Chapter Four                                                                                                              Part Four






                      I felt the first hints of evening in the long shadows and the deep, low gold of the sun as I climbed the last hill to the garden wall.  I reached the gate that broke the line of piled, dry stones.  I was breathless but not weary.  My pretty clothes were dirty, my hair was loose and wild and I glowed with a quiet, happy madness that had forgotten time and place and right from wrong.
                      The party was over , the guests had disappeared and all that remained was the debris.  A long trestle table stood on the lawn, bankrupt, with only the pale, water-colour stains of spilt drinks, toppled glasses and the willow patterned punch bowl left in its possession.  The edges of its white table cloth stirred slightly in the breeze.

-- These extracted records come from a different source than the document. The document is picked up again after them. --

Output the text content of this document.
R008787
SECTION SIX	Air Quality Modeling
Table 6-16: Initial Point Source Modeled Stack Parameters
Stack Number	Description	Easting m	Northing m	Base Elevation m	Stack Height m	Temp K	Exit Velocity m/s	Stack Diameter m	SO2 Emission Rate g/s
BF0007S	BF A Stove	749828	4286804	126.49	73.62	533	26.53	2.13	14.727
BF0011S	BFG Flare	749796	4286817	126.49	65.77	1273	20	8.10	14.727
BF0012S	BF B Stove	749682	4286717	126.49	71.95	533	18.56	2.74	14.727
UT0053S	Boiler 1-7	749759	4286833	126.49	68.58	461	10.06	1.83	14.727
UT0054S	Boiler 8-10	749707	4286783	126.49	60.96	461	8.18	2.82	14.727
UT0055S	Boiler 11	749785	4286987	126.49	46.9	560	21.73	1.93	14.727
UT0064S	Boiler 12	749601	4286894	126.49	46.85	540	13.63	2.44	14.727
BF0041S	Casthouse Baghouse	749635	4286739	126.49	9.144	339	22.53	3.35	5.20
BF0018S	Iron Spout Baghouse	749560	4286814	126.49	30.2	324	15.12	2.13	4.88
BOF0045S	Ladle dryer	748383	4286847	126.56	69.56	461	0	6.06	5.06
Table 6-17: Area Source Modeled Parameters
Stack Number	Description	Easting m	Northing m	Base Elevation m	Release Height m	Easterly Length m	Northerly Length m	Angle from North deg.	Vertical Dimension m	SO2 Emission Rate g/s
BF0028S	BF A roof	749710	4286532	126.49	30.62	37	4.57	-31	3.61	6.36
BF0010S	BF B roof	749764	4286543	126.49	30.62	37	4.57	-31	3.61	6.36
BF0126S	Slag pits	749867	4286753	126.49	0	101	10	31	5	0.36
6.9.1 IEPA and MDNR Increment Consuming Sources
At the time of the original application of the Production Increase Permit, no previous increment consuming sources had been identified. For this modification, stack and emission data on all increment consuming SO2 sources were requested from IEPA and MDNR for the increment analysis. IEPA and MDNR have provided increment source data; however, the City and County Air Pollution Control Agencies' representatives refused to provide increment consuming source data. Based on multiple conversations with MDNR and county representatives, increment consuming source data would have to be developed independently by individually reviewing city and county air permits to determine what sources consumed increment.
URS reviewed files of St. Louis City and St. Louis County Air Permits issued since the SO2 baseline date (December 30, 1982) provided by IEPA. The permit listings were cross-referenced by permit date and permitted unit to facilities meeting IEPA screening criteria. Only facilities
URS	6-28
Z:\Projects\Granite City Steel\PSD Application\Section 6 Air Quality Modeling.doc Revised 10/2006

                      I walked over to the table and took the punch bowl and its china ladle and carried it to the flower bed of mauve and yellow black-eyed pansies where I emptied out the sour dregs and the sodden mush of sliced citrus fruits.  Then I ladled rich brown earth into the blue and white bowl.  There was neither sight nor sound or sign of another living soul.  Maybe it was simply that I did not look or hear or heed any other living soul but my own.  There was only me, closed in with my own sightless and soundless presence, in its own heavy cocoon of excitement, like madness and magic as I planted the dark almond seed in the very centre of the cool, moist earth, in the very centre of the willow pattern punch bowl.
                       Then the magic was gone.  I felt it draining from me and being taken away by a shadow that stood over me, stern and fierce and correcting.  I turned to my fiancé, I saw his anger shining from his eyes and I turned my eyes to the ground in shame, not realising that his expression of rage was also his expression of victory, while my shame and my destruction were one and the same.
                      He was smaller than his shadow and darker.  His green grey eyes bored into me and his face that I had thought kindly though not handsome was now leering and ugly with disdain.  I fought my mind and instincts in order to find him beautiful and to know that his anger and his hatred of me were justified.  Guilt flooded me with thoughts of my childish excitement over the man in the woods, his blue eyes and the apricot seed, while my fiancé spoke of appearance, humiliation, correctness, femininity and common sense.  His voice was quiet with contempt, his words escaped and rasped through his tight, thin lips.  He asked if my hair and dress would be so at our wedding and if I would then too disappear when the fancy took me.  All my guilt mounted and confused until my senses were heavy and numb but for the hot tears that fell from my eyes.  Then he took me in his arms and smiled as to a child who is lost and ignorant to the world and the ways of adults.  He comforted me and clucked over me like a silly mother hen.  I pressed close to him and so exchanged his humiliation for my own.  I believed that my meekness was my love for him and that his clucking was his love for me.  This desperate interpretation made my tears fall still harder but I misunderstood their message and their warning went unheeded.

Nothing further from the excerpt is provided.